To be fair, the technology landscape has morphed dramatically in the past decade and, whether by luck, design or both, Iomart, a dot.com-era survivor founded by MacSween and Bill Dobbie back in 1998, has evolved with the times.

The company began life as a small telecom and internet service provider. It went through tough times in 2001 when the crash-and-burn dot.com bubble burst, but eventually sold off its Madasafish ISP business

for £3m, along with its loss-making broadband business.

It later transformed itself into an internet software operation before changing again into its latest incarnation – a data centre and web-site hosting and managed services company, also known as “cloud services”.

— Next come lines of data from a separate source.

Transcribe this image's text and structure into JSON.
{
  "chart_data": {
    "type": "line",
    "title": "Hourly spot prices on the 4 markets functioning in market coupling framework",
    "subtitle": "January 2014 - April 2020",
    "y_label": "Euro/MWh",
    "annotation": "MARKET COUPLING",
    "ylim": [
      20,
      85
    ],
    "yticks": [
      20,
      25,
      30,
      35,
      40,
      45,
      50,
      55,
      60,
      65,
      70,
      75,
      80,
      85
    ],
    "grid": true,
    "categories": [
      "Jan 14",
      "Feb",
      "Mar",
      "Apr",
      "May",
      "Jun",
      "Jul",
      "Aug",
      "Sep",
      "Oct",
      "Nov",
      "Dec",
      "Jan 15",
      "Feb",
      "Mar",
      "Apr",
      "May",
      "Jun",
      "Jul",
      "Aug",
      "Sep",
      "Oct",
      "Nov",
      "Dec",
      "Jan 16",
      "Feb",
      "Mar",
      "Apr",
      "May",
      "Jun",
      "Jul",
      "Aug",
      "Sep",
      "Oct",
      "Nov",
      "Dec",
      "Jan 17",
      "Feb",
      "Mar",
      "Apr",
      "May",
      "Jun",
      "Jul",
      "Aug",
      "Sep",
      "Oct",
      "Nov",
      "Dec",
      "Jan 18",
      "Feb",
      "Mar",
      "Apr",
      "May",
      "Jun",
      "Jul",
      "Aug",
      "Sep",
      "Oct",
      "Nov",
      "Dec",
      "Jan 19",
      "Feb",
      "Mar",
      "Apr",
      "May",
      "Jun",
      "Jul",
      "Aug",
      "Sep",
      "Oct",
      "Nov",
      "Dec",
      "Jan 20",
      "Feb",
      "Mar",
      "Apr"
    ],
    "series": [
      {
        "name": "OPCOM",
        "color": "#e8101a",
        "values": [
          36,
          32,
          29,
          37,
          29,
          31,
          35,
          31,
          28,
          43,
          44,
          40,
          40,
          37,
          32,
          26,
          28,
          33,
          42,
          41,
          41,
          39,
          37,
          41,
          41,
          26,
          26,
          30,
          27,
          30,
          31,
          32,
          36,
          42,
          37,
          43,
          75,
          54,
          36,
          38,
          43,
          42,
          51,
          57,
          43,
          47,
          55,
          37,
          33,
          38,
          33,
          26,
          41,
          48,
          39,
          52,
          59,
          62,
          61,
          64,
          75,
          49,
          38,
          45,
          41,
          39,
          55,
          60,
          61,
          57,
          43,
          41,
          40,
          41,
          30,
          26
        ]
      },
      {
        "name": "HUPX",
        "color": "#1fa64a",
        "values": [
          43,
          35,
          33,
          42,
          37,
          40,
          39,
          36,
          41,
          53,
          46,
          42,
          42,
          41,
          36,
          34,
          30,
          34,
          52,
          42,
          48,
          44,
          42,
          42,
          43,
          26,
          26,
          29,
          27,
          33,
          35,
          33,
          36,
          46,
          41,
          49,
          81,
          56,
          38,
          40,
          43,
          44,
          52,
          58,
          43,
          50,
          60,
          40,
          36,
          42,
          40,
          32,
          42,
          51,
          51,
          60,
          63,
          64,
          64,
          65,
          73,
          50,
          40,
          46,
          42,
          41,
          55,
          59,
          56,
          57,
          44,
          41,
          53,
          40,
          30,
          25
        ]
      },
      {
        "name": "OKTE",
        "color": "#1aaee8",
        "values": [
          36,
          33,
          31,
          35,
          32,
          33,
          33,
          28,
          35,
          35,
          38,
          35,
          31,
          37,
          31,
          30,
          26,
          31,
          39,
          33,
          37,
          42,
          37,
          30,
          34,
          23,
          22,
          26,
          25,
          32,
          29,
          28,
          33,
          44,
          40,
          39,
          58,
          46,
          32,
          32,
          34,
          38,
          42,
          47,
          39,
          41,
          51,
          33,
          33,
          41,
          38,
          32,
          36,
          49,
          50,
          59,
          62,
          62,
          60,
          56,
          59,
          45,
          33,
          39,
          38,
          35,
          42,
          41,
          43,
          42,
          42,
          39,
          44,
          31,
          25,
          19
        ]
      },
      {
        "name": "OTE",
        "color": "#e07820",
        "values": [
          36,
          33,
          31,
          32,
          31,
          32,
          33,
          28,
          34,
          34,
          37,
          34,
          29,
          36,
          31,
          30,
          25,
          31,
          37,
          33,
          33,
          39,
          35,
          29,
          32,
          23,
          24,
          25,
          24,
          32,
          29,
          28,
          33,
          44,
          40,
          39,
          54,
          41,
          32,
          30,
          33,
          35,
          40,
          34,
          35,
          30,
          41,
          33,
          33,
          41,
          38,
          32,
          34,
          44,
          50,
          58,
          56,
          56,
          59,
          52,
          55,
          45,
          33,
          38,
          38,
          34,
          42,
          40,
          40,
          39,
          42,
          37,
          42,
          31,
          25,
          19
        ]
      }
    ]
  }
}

While no-one can predict the future of technological evolution, Iomart’s push into the cloud is in keeping with the very latest in trends and it has found itself in illustrious – not to mention competitive – company.

Microsoft has also prospered in the cloud and recently revealed that it has so far attracted more than a million paying customers, including fast-food giant McDonald’s and major insurer Aviva.

Merrill Lynch, now part of Bank of America, last year estimated the cloud computing market will be worth $160bn (£96.5bn) by 2011.

Iomart now distinguishes itself from existing data centres, which offer space to servers in secure locations, by reserving the vast bulk of its space for the lucrative customers of its managed web services.

The company, which employs 150 people at sites throughout the UK, counts Stagecoach, BSkyB, BT and Strathclyde Police among its customer base, but also caters to the SME market.

Iomart claims to hold a unique place in the hosting market because it said it “genuinely offers a one source approach”, in that it physically owns and manages its own network infrastructure, including “state-of-the-art data centre facilities”, and offers “world-beating levels of service to its customers”.

MacSween said: “The enhancement of our cloud computing offerings during the period underlines our intentions to innovate in the provision of UK hosting services and we believe we are well placed to take advantage of the market opportunity in this area.”

Last July, the company raised £20m from the sale of its online business directory service Ufindus to BT.

As part of its evolution, Iomart acquired the dedicated server hosting company RapidSwitch for £5.25m in May, which operates a sophisticated data centre in Berkshire where it manages systems for thousands of clients.

The purchase, which provided Iomart with a fifth data centre, was completely in line with its strategy of trying to accelerate its growth in the market for hosted services – which is itself a growth market as the recession has encouraged firms to outsource in the hope of cutting costs while boosting the efficiency of their operations.

Iomart said the customer base of its hosting business had more than doubled over the past 12 months.

In September, the company also signed a deal with agency Cimex, which provides digital services for the public sector to provide disaster recovery solutions for a government client before developing solutions for its other customers.

MacSween yesterday added: “We have continued to win new business since the end of the period and have good visibility of revenues for the second half of the year.”

Shares in Iomart yesterday climbed 1.1% to 45.5p.